Optimizing Microsoft SQL Server Analysis Services: MDX Optimization Techniques: Further Control of Processing Location and Expression Arrangement


1. Start the MDX Sample Application.


We are initially greeted by the Connect dialog, shown in Figure 1.



Figure 1: The Connect Dialog for the MDX Sample Application


The figure above depicts the name of my server, MOTHER1, and properly indicates that we will be connecting via the MSOLAP provider (the default).


2. Click OK.


The MDX Sample Application window appears.


3. Clear the top area (the Query pane) of any remnants of queries that might appear.


4. Ensure that FoodMart 2000 is selected as the database name in the DB box of the toolbar.


5. Select the Warehouse cube in the Cube drop-down list box.


The MDX Sample Application window should resemble that depicted in Figure 2, complete with the information from the Warehouse cube displaying in the Metadata tree (left section of the Metadata pane).



Figure 2: The MDX Sample Application Window (Compressed View)


We will create an MDX query that helps us to “qualify” a second query as containing elements that cause it to fall within the two conditions we have exposed above that force a query to process on the server.

6. Type the following query into the query pane of the Sample Application:


– SSP_007-1: Qualification through Count


WITH


MEMBER[Measures].[Count] AS


‘COUNT({ [Product].[Product Name].Members})’


SELECT


{[Measures].[Count]}ON COLUMNS


FROM Warehouse


Again, our intent here is to ascertain that an upcoming example expression ([Product].[Product Name].Members) will “qualify” as meeting conditions that would force it to process on the server. Therefore, in our first query, we are simply obtaining a count of the members of the given level.

7. Execute the query using the Run Query button.


The results dataset appears as shown in Figure 3.



Figure 3: Results Dataset, Count Query


8. Save the query in a convenient location as SSP_007-1.

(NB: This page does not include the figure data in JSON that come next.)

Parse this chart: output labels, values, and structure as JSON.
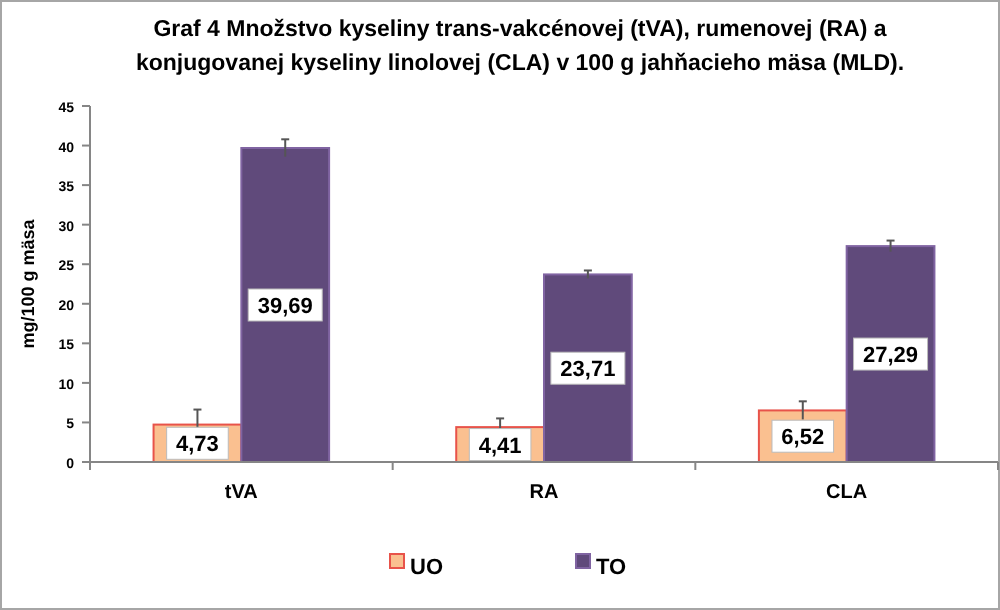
{
  "chart_data": {
    "type": "bar",
    "title": "Graf 4 Množstvo kyseliny trans-vakcénovej (tVA),  rumenovej (RA) a konjugovanej kyseliny linolovej (CLA) v 100 g jahňacieho mäsa (MLD).",
    "ylabel": "mg/100 g mäsa",
    "categories": [
      "tVA",
      "RA",
      "CLA"
    ],
    "series": [
      {
        "name": "UO",
        "color": "#fac090",
        "values": [
          4.73,
          4.41,
          6.52
        ],
        "errors": [
          1.9,
          1.1,
          1.15
        ],
        "value_labels": [
          "4,73",
          "4,41",
          "6,52"
        ]
      },
      {
        "name": "TO",
        "color": "#604a7b",
        "values": [
          39.69,
          23.71,
          27.29
        ],
        "errors": [
          1.1,
          0.5,
          0.7
        ],
        "value_labels": [
          "39,69",
          "23,71",
          "27,29"
        ]
      }
    ],
    "ylim": [
      0,
      45
    ],
    "yticks": [
      0,
      5,
      10,
      15,
      20,
      25,
      30,
      35,
      40,
      45
    ],
    "grid": false,
    "legend": "bottom"
  }
}
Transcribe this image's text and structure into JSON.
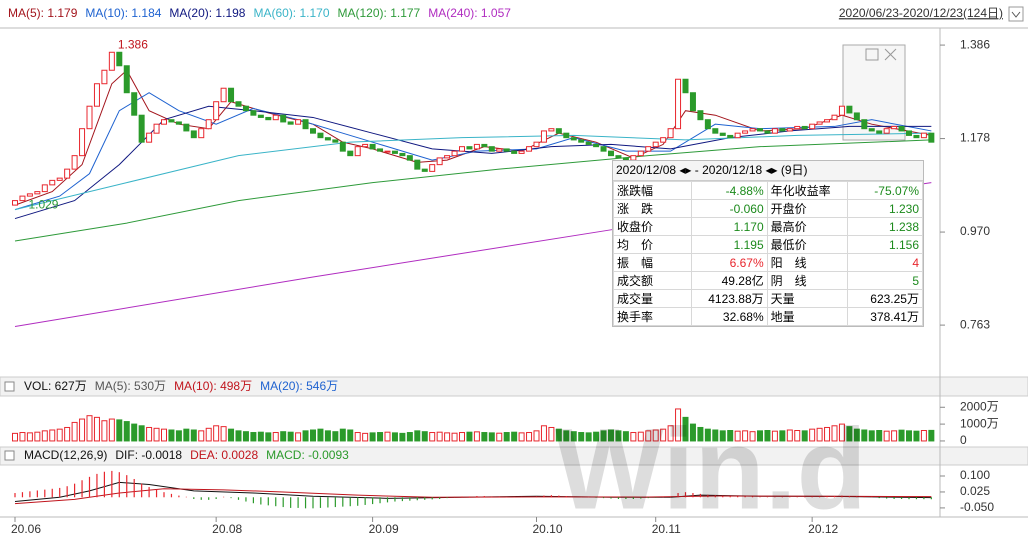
{
  "legend": {
    "date_range": "2020/06/23-2020/12/23(124日)"
  },
  "chart_data": [
    {
      "type": "candlestick",
      "categories": [
        "20.06",
        null,
        null,
        null,
        null,
        null,
        null,
        null,
        null,
        null,
        null,
        null,
        null,
        null,
        null,
        null,
        null,
        null,
        null,
        null,
        null,
        null,
        null,
        null,
        null,
        null,
        null,
        "20.08",
        null,
        null,
        null,
        null,
        null,
        null,
        null,
        null,
        null,
        null,
        null,
        null,
        null,
        null,
        null,
        null,
        null,
        null,
        null,
        null,
        "20.09",
        null,
        null,
        null,
        null,
        null,
        null,
        null,
        null,
        null,
        null,
        null,
        null,
        null,
        null,
        null,
        null,
        null,
        null,
        null,
        null,
        null,
        "20.10",
        null,
        null,
        null,
        null,
        null,
        null,
        null,
        null,
        null,
        null,
        null,
        null,
        null,
        null,
        null,
        "20.11",
        null,
        null,
        null,
        null,
        null,
        null,
        null,
        null,
        null,
        null,
        null,
        null,
        null,
        null,
        null,
        null,
        null,
        null,
        null,
        null,
        "20.12",
        null,
        null,
        null,
        null,
        null,
        null,
        null,
        null,
        null,
        null,
        null,
        null,
        null,
        null,
        null,
        null
      ],
      "open": [
        1.03,
        1.04,
        1.05,
        1.055,
        1.06,
        1.075,
        1.085,
        1.09,
        1.11,
        1.14,
        1.2,
        1.25,
        1.3,
        1.33,
        1.37,
        1.34,
        1.28,
        1.23,
        1.17,
        1.19,
        1.21,
        1.22,
        1.215,
        1.21,
        1.195,
        1.18,
        1.2,
        1.22,
        1.26,
        1.29,
        1.26,
        1.25,
        1.24,
        1.23,
        1.225,
        1.22,
        1.23,
        1.215,
        1.21,
        1.22,
        1.2,
        1.19,
        1.18,
        1.175,
        1.17,
        1.15,
        1.14,
        1.16,
        1.165,
        1.155,
        1.15,
        1.15,
        1.145,
        1.14,
        1.13,
        1.11,
        1.105,
        1.12,
        1.135,
        1.14,
        1.15,
        1.16,
        1.155,
        1.165,
        1.16,
        1.15,
        1.155,
        1.15,
        1.145,
        1.15,
        1.16,
        1.17,
        1.195,
        1.2,
        1.19,
        1.18,
        1.175,
        1.17,
        1.165,
        1.16,
        1.15,
        1.14,
        1.135,
        1.13,
        1.14,
        1.15,
        1.16,
        1.17,
        1.18,
        1.2,
        1.31,
        1.28,
        1.24,
        1.22,
        1.2,
        1.19,
        1.185,
        1.18,
        1.19,
        1.195,
        1.2,
        1.195,
        1.19,
        1.2,
        1.195,
        1.2,
        1.205,
        1.2,
        1.21,
        1.215,
        1.22,
        1.23,
        1.25,
        1.235,
        1.22,
        1.2,
        1.195,
        1.19,
        1.2,
        1.205,
        1.195,
        1.185,
        1.18,
        1.19
      ],
      "close": [
        1.04,
        1.05,
        1.055,
        1.06,
        1.075,
        1.085,
        1.09,
        1.11,
        1.14,
        1.2,
        1.25,
        1.3,
        1.33,
        1.37,
        1.34,
        1.28,
        1.23,
        1.17,
        1.19,
        1.21,
        1.22,
        1.215,
        1.21,
        1.195,
        1.18,
        1.2,
        1.22,
        1.26,
        1.29,
        1.26,
        1.25,
        1.24,
        1.23,
        1.225,
        1.22,
        1.23,
        1.215,
        1.21,
        1.22,
        1.2,
        1.19,
        1.18,
        1.175,
        1.17,
        1.15,
        1.14,
        1.16,
        1.165,
        1.155,
        1.15,
        1.15,
        1.145,
        1.14,
        1.13,
        1.11,
        1.105,
        1.12,
        1.135,
        1.14,
        1.15,
        1.16,
        1.155,
        1.165,
        1.16,
        1.15,
        1.155,
        1.15,
        1.145,
        1.15,
        1.16,
        1.17,
        1.195,
        1.2,
        1.19,
        1.18,
        1.175,
        1.17,
        1.165,
        1.16,
        1.15,
        1.14,
        1.135,
        1.13,
        1.14,
        1.15,
        1.16,
        1.17,
        1.18,
        1.2,
        1.31,
        1.28,
        1.24,
        1.22,
        1.2,
        1.19,
        1.185,
        1.18,
        1.19,
        1.195,
        1.2,
        1.195,
        1.19,
        1.2,
        1.195,
        1.2,
        1.205,
        1.2,
        1.21,
        1.215,
        1.22,
        1.23,
        1.25,
        1.235,
        1.22,
        1.2,
        1.195,
        1.19,
        1.2,
        1.205,
        1.195,
        1.185,
        1.18,
        1.19,
        1.17
      ],
      "up_color": "#e8262d",
      "down_color": "#2b9a2b",
      "ylim": [
        0.652,
        1.424
      ],
      "yticks": [
        1.386,
        1.178,
        {
          "value": 0.97,
          "label": "0.970"
        },
        0.763
      ],
      "series": [
        {
          "name": "MA(5): 1.179",
          "color": "#a3141c",
          "x": [
            0,
            5,
            9,
            13,
            15,
            18,
            22,
            26,
            29,
            34,
            40,
            44,
            48,
            54,
            58,
            63,
            68,
            73,
            78,
            83,
            87,
            90,
            94,
            100,
            106,
            111,
            115,
            123
          ],
          "values": [
            1.03,
            1.06,
            1.12,
            1.3,
            1.33,
            1.24,
            1.21,
            1.2,
            1.26,
            1.235,
            1.21,
            1.17,
            1.155,
            1.125,
            1.13,
            1.16,
            1.15,
            1.19,
            1.17,
            1.135,
            1.165,
            1.24,
            1.23,
            1.195,
            1.2,
            1.23,
            1.21,
            1.185
          ]
        },
        {
          "name": "MA(10): 1.184",
          "color": "#1e62d0",
          "x": [
            0,
            6,
            10,
            14,
            18,
            22,
            27,
            32,
            38,
            44,
            50,
            56,
            62,
            70,
            75,
            82,
            88,
            94,
            100,
            110,
            115,
            123
          ],
          "values": [
            1.02,
            1.05,
            1.1,
            1.24,
            1.28,
            1.24,
            1.21,
            1.245,
            1.22,
            1.19,
            1.16,
            1.13,
            1.15,
            1.155,
            1.18,
            1.15,
            1.15,
            1.21,
            1.2,
            1.205,
            1.22,
            1.195
          ]
        },
        {
          "name": "MA(20): 1.198",
          "color": "#101880",
          "x": [
            0,
            8,
            14,
            20,
            26,
            32,
            40,
            48,
            56,
            64,
            72,
            80,
            88,
            96,
            104,
            112,
            123
          ],
          "values": [
            1.0,
            1.04,
            1.12,
            1.22,
            1.25,
            1.24,
            1.225,
            1.19,
            1.155,
            1.145,
            1.16,
            1.165,
            1.155,
            1.18,
            1.195,
            1.205,
            1.205
          ]
        },
        {
          "name": "MA(60): 1.170",
          "color": "#3ab4c8",
          "x": [
            0,
            15,
            30,
            45,
            60,
            75,
            90,
            105,
            123
          ],
          "values": [
            1.02,
            1.08,
            1.14,
            1.17,
            1.18,
            1.185,
            1.175,
            1.185,
            1.19
          ]
        },
        {
          "name": "MA(120): 1.177",
          "color": "#2e9a3a",
          "x": [
            0,
            15,
            30,
            48,
            65,
            85,
            100,
            123
          ],
          "values": [
            0.95,
            0.99,
            1.04,
            1.08,
            1.11,
            1.14,
            1.16,
            1.175
          ]
        },
        {
          "name": "MA(240): 1.057",
          "color": "#b02cc0",
          "x": [
            0,
            40,
            80,
            123
          ],
          "values": [
            0.76,
            0.87,
            0.975,
            1.08
          ]
        }
      ],
      "annotations": [
        {
          "text": "1.386",
          "x": 13,
          "y": 1.386,
          "color": "#c0141c"
        },
        {
          "text": "1.029",
          "x": 1,
          "y": 1.029,
          "color": "#2e9a3a"
        }
      ]
    },
    {
      "type": "bar",
      "title": "VOL: 627万",
      "legend": [
        {
          "label": "MA(5): 530万",
          "color": "#555555"
        },
        {
          "label": "MA(10): 498万",
          "color": "#c0141c"
        },
        {
          "label": "MA(20): 546万",
          "color": "#1e62d0"
        }
      ],
      "values": [
        450,
        500,
        480,
        520,
        600,
        650,
        700,
        800,
        1100,
        1300,
        1500,
        1400,
        1200,
        1300,
        1250,
        1150,
        1000,
        900,
        800,
        750,
        700,
        650,
        600,
        700,
        650,
        600,
        750,
        900,
        850,
        700,
        600,
        550,
        500,
        520,
        480,
        500,
        550,
        520,
        480,
        600,
        650,
        700,
        600,
        550,
        700,
        650,
        500,
        450,
        480,
        500,
        520,
        480,
        450,
        500,
        600,
        550,
        500,
        520,
        480,
        460,
        500,
        520,
        540,
        500,
        480,
        460,
        500,
        520,
        480,
        500,
        600,
        900,
        800,
        700,
        600,
        550,
        500,
        480,
        520,
        600,
        650,
        600,
        550,
        500,
        520,
        600,
        650,
        700,
        900,
        1900,
        1400,
        1000,
        800,
        700,
        650,
        600,
        620,
        580,
        600,
        550,
        600,
        620,
        580,
        600,
        650,
        620,
        600,
        700,
        750,
        800,
        900,
        1000,
        850,
        700,
        650,
        600,
        620,
        580,
        600,
        640,
        600,
        580,
        620,
        627
      ],
      "ylim": [
        -300,
        2550
      ],
      "yticks": [
        {
          "value": 2000,
          "label": "2000万"
        },
        {
          "value": 1000,
          "label": "1000万"
        },
        0
      ]
    },
    {
      "type": "bar",
      "title": "MACD(12,26,9)",
      "name": "MACD: -0.0093",
      "up_color": "#e8262d",
      "down_color": "#2b9a2b",
      "values": [
        0.02,
        0.024,
        0.028,
        0.032,
        0.036,
        0.04,
        0.044,
        0.052,
        0.064,
        0.08,
        0.096,
        0.11,
        0.12,
        0.124,
        0.118,
        0.104,
        0.086,
        0.064,
        0.048,
        0.036,
        0.024,
        0.016,
        0.008,
        0.0,
        -0.008,
        -0.012,
        -0.012,
        -0.008,
        0.0,
        -0.004,
        -0.012,
        -0.02,
        -0.028,
        -0.034,
        -0.038,
        -0.042,
        -0.046,
        -0.05,
        -0.05,
        -0.052,
        -0.052,
        -0.05,
        -0.048,
        -0.046,
        -0.044,
        -0.042,
        -0.04,
        -0.036,
        -0.032,
        -0.028,
        -0.024,
        -0.02,
        -0.018,
        -0.016,
        -0.014,
        -0.012,
        -0.01,
        -0.008,
        -0.004,
        0.0,
        0.004,
        0.004,
        0.006,
        0.006,
        0.004,
        0.004,
        0.002,
        0.0,
        0.0,
        0.002,
        0.004,
        0.008,
        0.01,
        0.008,
        0.006,
        0.004,
        0.002,
        0.0,
        -0.002,
        -0.004,
        -0.006,
        -0.008,
        -0.008,
        -0.008,
        -0.006,
        -0.004,
        -0.002,
        0.0,
        0.004,
        0.02,
        0.024,
        0.02,
        0.016,
        0.012,
        0.01,
        0.008,
        0.006,
        0.004,
        0.004,
        0.004,
        0.002,
        0.002,
        0.002,
        0.002,
        0.002,
        0.002,
        0.002,
        0.004,
        0.004,
        0.004,
        0.006,
        0.008,
        0.006,
        0.004,
        0.002,
        0.0,
        -0.004,
        -0.006,
        -0.008,
        -0.008,
        -0.009,
        -0.009,
        -0.009,
        -0.0093
      ],
      "series": [
        {
          "name": "DIF: -0.0018",
          "color": "#111111",
          "x": [
            0,
            6,
            10,
            14,
            18,
            24,
            32,
            40,
            50,
            60,
            70,
            80,
            88,
            92,
            100,
            110,
            123
          ],
          "values": [
            -0.02,
            0.0,
            0.03,
            0.07,
            0.06,
            0.03,
            0.02,
            0.005,
            -0.005,
            0.0,
            0.005,
            0.0,
            0.0,
            0.01,
            0.005,
            0.004,
            -0.0018
          ]
        },
        {
          "name": "DEA: 0.0028",
          "color": "#c0141c",
          "x": [
            0,
            8,
            14,
            20,
            28,
            36,
            46,
            56,
            70,
            84,
            94,
            110,
            123
          ],
          "values": [
            -0.03,
            -0.01,
            0.02,
            0.04,
            0.035,
            0.025,
            0.01,
            0.0,
            0.002,
            0.001,
            0.006,
            0.005,
            0.0028
          ]
        }
      ],
      "ylim": [
        -0.088,
        0.147
      ],
      "yticks": [
        {
          "value": 0.1,
          "label": "0.100"
        },
        0.025,
        {
          "value": -0.05,
          "label": "-0.050"
        }
      ]
    }
  ],
  "info_box": {
    "start": "2020/12/08",
    "end": "2020/12/18",
    "days": "(9日)",
    "rows": [
      [
        "涨跌幅",
        "-4.88%",
        "年化收益率",
        "-75.07%"
      ],
      [
        "涨　跌",
        "-0.060",
        "开盘价",
        "1.230"
      ],
      [
        "收盘价",
        "1.170",
        "最高价",
        "1.238"
      ],
      [
        "均　价",
        "1.195",
        "最低价",
        "1.156"
      ],
      [
        "振　幅",
        "6.67%",
        "阳　线",
        "4"
      ],
      [
        "成交额",
        "49.28亿",
        "阴　线",
        "5"
      ],
      [
        "成交量",
        "4123.88万",
        "天量",
        "623.25万"
      ],
      [
        "换手率",
        "32.68%",
        "地量",
        "378.41万"
      ]
    ]
  },
  "watermark": "Win.d"
}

We see that [Product].[Product Name].Members refers to a genuine Large Level, because the number of members in the Product Name level (1,560) of the Product dimension exceeds the Large-Level Threshold we set in our last article (750). For that matter, it exceeds even the default threshold that existed before our modifications (1000). (The number of members is also verifiable at the RDBMS level in the FoodMart2000.mdb sample that is installed with MSSQL Server 2000 Analysis Services).


NOTE: For details on setting the Large-Level Threshold, see MDX Optimization Techniques: Introduction and the Role of Processing.


Let’s use the level whose population we have just quantified in the COUNT query above to illustrate. The inclusion of a filter within our query will also be a driver for server-based processing, as we shall see.


9. Create the following new query:


– SSP_007-2: Qualification through Count & Filter


SELECT


{[Measures].[Units Shipped]} ON COLUMNS,


TopCount ([Product].[Product Name].Members,


7, [Measures].[Units Shipped]) ON ROWS


FROM Warehouse


The use of TopCount() above provides an instance where server-based execution is likely to be appropriate, for the reasons we have already exposed. Most of the large level will be pruned away by the filter action before returning the result. As we noted earlier, existence of a filter operation within the query is another driver for server processing.
10. Execute the query using the Run Query button.


The results dataset appears as shown in Figure 4.



Figure 4: Results Set, TopCount() Query


11. Save the query as SSP_007-2.


While level-size and filter requirements are good criteria to use in most cases for determining the likelihood of forced server-based processing, there are scenarios where even meeting or exceeding the parameters of these two criteria will not force a query to execute on the server. Examples of these situations include the presence of a function or functions within the query (say a user-defined function that is registered solely on the client) that cannot execute on the server. Also, as is somewhat obvious, a query that is executed against a local cube will not process on a remote server.